6月21日から23日までの短期間でしたが、見学あり、議論あり、交流ありの充実した三日間でした。その間、沖縄の方々から心からの歓迎を受けました。感謝します。
初日は琉球王国の「栄華の証」、首里城を見学した後、説明会がもたれました。琉球王国時代から始まった薩摩藩との関係、沖縄戦、戦後の占領と「本土復帰」、そして今回の「オール沖縄」まで、闘いの歴史と経緯を教えていただきました。
二日目。6月9日の仙台集会で講演された沖縄高教組の福元勇司委員長が、お忙しい中、朝から夕方まで私たちのガイドをしてくださいました。
首里の司令部を守るための前線陣地で「肉弾戦」があった嘉数高台から普天間飛行場、なんと町の82.8%が基地という嘉手納飛行場と弾薬庫地区、キャンプ・ハンセン、キャンプ・シュワブ、辺野古弾薬庫とボーリング調査で美しい珊瑚礁が国家権力によって破壊されている大浦湾まで、初沖縄の私にもわかりやすい丁寧な解説でとても勉強になりました。
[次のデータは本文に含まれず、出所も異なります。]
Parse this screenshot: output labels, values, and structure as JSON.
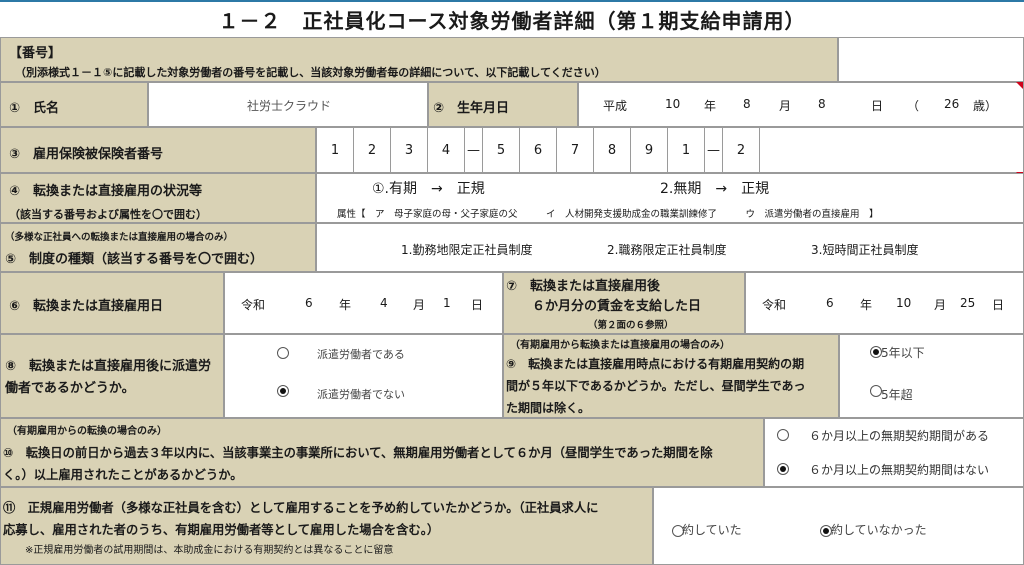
{
  "title": "１－２　正社員化コース対象労働者詳細（第１期支給申請用）",
  "bango": {
    "label": "【番号】",
    "note": "（別添様式１－１⑤に記載した対象労働者の番号を記載し、当該対象労働者毎の詳細について、以下記載してください）"
  },
  "row1": {
    "name_label": "①　氏名",
    "name_value": "社労士クラウド",
    "birth_label": "②　生年月日",
    "era": "平成",
    "year": "10",
    "year_unit": "年",
    "month": "8",
    "month_unit": "月",
    "day": "8",
    "day_unit": "日",
    "age_open": "（",
    "age": "26",
    "age_close": "歳）"
  },
  "row3": {
    "label": "③　雇用保険被保険者番号",
    "digits": [
      "1",
      "2",
      "3",
      "4",
      "—",
      "5",
      "6",
      "7",
      "8",
      "9",
      "1",
      "—",
      "2"
    ]
  },
  "row4": {
    "label": "④　転換または直接雇用の状況等",
    "sublabel": "（該当する番号および属性を〇で囲む）",
    "opt1": "①.有期　→　正規",
    "opt2": "2.無期　→　正規",
    "attr": "属性【　ア　母子家庭の母・父子家庭の父　　　イ　人材開発支援助成金の職業訓練修了　　　ウ　派遣労働者の直接雇用　】"
  },
  "row5": {
    "note": "（多様な正社員への転換または直接雇用の場合のみ）",
    "label": "⑤　制度の種類（該当する番号を〇で囲む）",
    "opt1": "1.勤務地限定正社員制度",
    "opt2": "2.職務限定正社員制度",
    "opt3": "3.短時間正社員制度"
  },
  "row6": {
    "label": "⑥　転換または直接雇用日",
    "era": "令和",
    "year": "6",
    "year_unit": "年",
    "month": "4",
    "month_unit": "月",
    "day": "1",
    "day_unit": "日",
    "label7_line1": "⑦　転換または直接雇用後",
    "label7_line2": "６か月分の賃金を支給した日",
    "label7_note": "（第２面の６参照）",
    "era7": "令和",
    "year7": "6",
    "month7": "10",
    "day7": "25"
  },
  "row8": {
    "label_line1": "⑧　転換または直接雇用後に派遣労",
    "label_line2": "働者であるかどうか。",
    "opt_yes": "派遣労働者である",
    "opt_no": "派遣労働者でない",
    "selected": "no",
    "note9": "（有期雇用から転換または直接雇用の場合のみ）",
    "label9_line1": "⑨　転換または直接雇用時点における有期雇用契約の期",
    "label9_line2": "間が５年以下であるかどうか。ただし、昼間学生であっ",
    "label9_line3": "た期間は除く。",
    "opt9_a": "5年以下",
    "opt9_b": "5年超",
    "selected9": "a"
  },
  "row10": {
    "note": "（有期雇用からの転換の場合のみ）",
    "label_line1": "⑩　転換日の前日から過去３年以内に、当該事業主の事業所において、無期雇用労働者として６か月（昼間学生であった期間を除",
    "label_line2": "く。）以上雇用されたことがあるかどうか。",
    "opt_a": "６か月以上の無期契約期間がある",
    "opt_b": "６か月以上の無期契約期間はない",
    "selected": "b"
  },
  "row11": {
    "label_line1": "⑪　正規雇用労働者（多様な正社員を含む）として雇用することを予め約していたかどうか。（正社員求人に",
    "label_line2": "応募し、雇用された者のうち、有期雇用労働者等として雇用した場合を含む。）",
    "note": "※正規雇用労働者の試用期間は、本助成金における有期契約とは異なることに留意",
    "opt_a": "約していた",
    "opt_b": "約していなかった",
    "selected": "b"
  },
  "colors": {
    "header_fill": "#d9d2b5",
    "border": "#9a9a9a",
    "marker": "#d0021b"
  }
}
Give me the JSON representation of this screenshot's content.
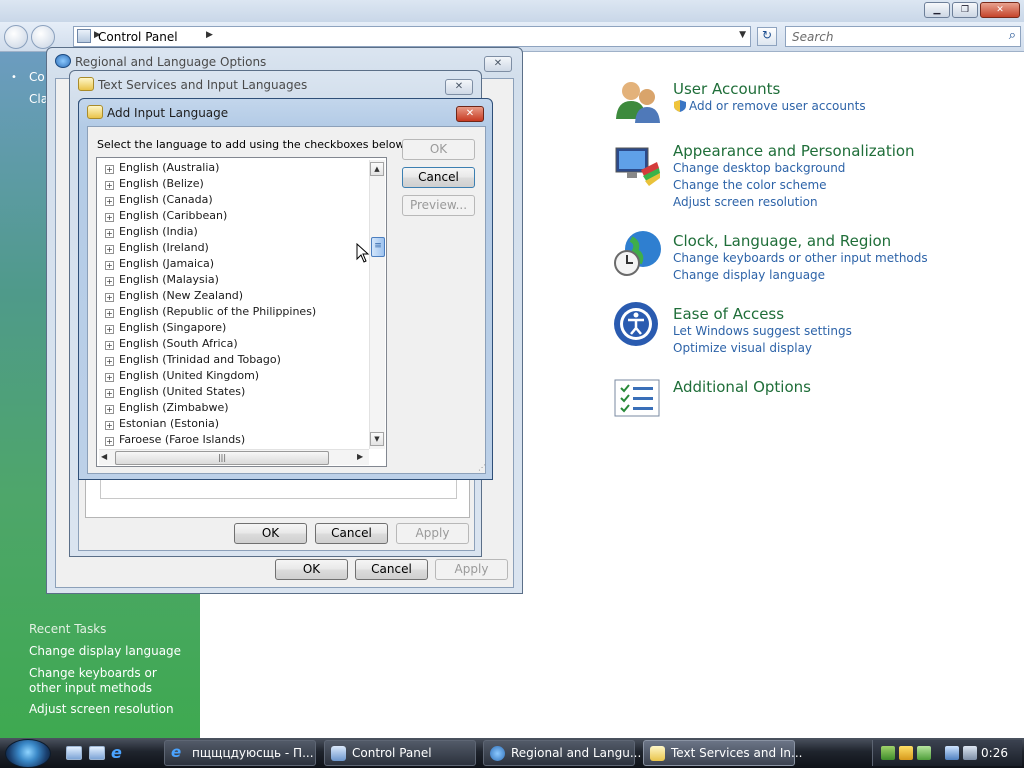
{
  "window": {
    "buttons": [
      "▁",
      "❐",
      "✕"
    ],
    "address": "Control Panel",
    "search_placeholder": "Search"
  },
  "left_pane": {
    "links": [
      "Co",
      "Cla"
    ],
    "recent_title": "Recent Tasks",
    "recent_tasks": [
      "Change display language",
      "Change keyboards or other input methods",
      "Adjust screen resolution"
    ]
  },
  "categories": [
    {
      "title": "User Accounts",
      "links": [
        "Add or remove user accounts"
      ]
    },
    {
      "title": "Appearance and Personalization",
      "links": [
        "Change desktop background",
        "Change the color scheme",
        "Adjust screen resolution"
      ]
    },
    {
      "title": "Clock, Language, and Region",
      "links": [
        "Change keyboards or other input methods",
        "Change display language"
      ]
    },
    {
      "title": "Ease of Access",
      "links": [
        "Let Windows suggest settings",
        "Optimize visual display"
      ]
    },
    {
      "title": "Additional Options",
      "links": []
    }
  ],
  "dialog_regional": {
    "title": "Regional and Language Options",
    "ok": "OK",
    "cancel": "Cancel",
    "apply": "Apply"
  },
  "dialog_text_services": {
    "title": "Text Services and Input Languages",
    "ok": "OK",
    "cancel": "Cancel",
    "apply": "Apply"
  },
  "dialog_add_language": {
    "title": "Add Input Language",
    "instruction": "Select the language to add using the checkboxes below.",
    "ok": "OK",
    "cancel": "Cancel",
    "preview": "Preview...",
    "languages": [
      "English (Australia)",
      "English (Belize)",
      "English (Canada)",
      "English (Caribbean)",
      "English (India)",
      "English (Ireland)",
      "English (Jamaica)",
      "English (Malaysia)",
      "English (New Zealand)",
      "English (Republic of the Philippines)",
      "English (Singapore)",
      "English (South Africa)",
      "English (Trinidad and Tobago)",
      "English (United Kingdom)",
      "English (United States)",
      "English (Zimbabwe)",
      "Estonian (Estonia)",
      "Faroese (Faroe Islands)"
    ]
  },
  "taskbar": {
    "tasks": [
      {
        "label": "пщщцдуюсщь - П...",
        "active": false
      },
      {
        "label": "Control Panel",
        "active": false
      },
      {
        "label": "Regional and Langu...",
        "active": false
      },
      {
        "label": "Text Services and In...",
        "active": true
      }
    ],
    "clock": "0:26"
  }
}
米軍から返還された地域を通れば「ここには会社や商店や家が建ち、雇用が生まれて町の財政も潤っている」と細かな点まで説明。逆に嘉手納基地で働く県民はたったの200名とのことで、「本土」で主張されている「基地での潤い」など、まったくのウソだとわかりました。
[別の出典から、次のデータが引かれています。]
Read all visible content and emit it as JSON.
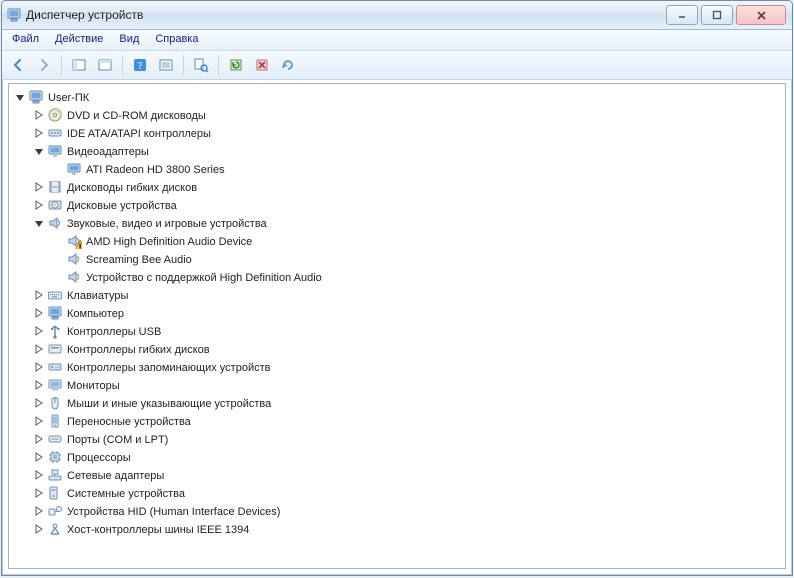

キャンプ・シュワブ前で座り込むテント村を訪れ、激励しました。「辺野古の反対運動には沖縄県民などいなく、本土からの「外人部隊」だ」などという報道や記事が繰り返していますが、そんなこともウソだと現場に行ってみて実感しました。東北全労協の坪井団長は、被災地東北は沖縄と連帯し続けると挨拶。
ボーリング調査が強行されている大浦湾はとても美しく、ここで新しい基地建設が有無を言わさず強行されていることに無性に腹がたちました。
その後、読谷村の地元企業、沖縄ハムで昼食。
そこで会長が、沖縄経済界を含めて辺野古新基地反対でなぜ県民が団結し「オール沖縄」が誕生したのか、熱く語ってくださいました。地元紙に掲載された「若者たちよ!沖縄を守ろう」という会長の意見広告も読みました。「未来を勝ち取り、沖縄の永遠の平和を築きアジアの拠点として頑張ろう」。オキハム会長の檄は、私にとって新鮮な驚きでした。
ホテルに戻っての交流会には沖縄社会大衆党の方々も駆けつけてくださり、大いに盛り上がりました。東北全労協の訪問団員の皆さんとの二次会もあり、楽しい夜でした。
三日目は6月23日の慰霊の日、一行は糸満市へ向かいました。平和記念資料館、平和の礎を最後に視察を終えました。
行く先々で「オール沖縄」が語られていました。新たな基地建設に対して、保守も革新も越え、イデオロギーよりアイデンティティで団結しよう。この沖縄の熱い思いを「本土」へ、「オール・ジャパン」そして国際社会に訴えていく、と。
沖縄が「本土」に感じている温度差を強く感じました。「沖縄に犠牲を強要するのは、もうやめようではないか」という声がもっと必要です。そのことが被災地で語られるべきだと、強く思いました。福島原発や津波で被災した人々の多くが、東京オリンピック祭りにうかれる国民に温度差を感じているわけですから。
現地でたくさんの真実を知る事ができました。沖縄と東北全労協の皆さん、お世話になりありがとうございました。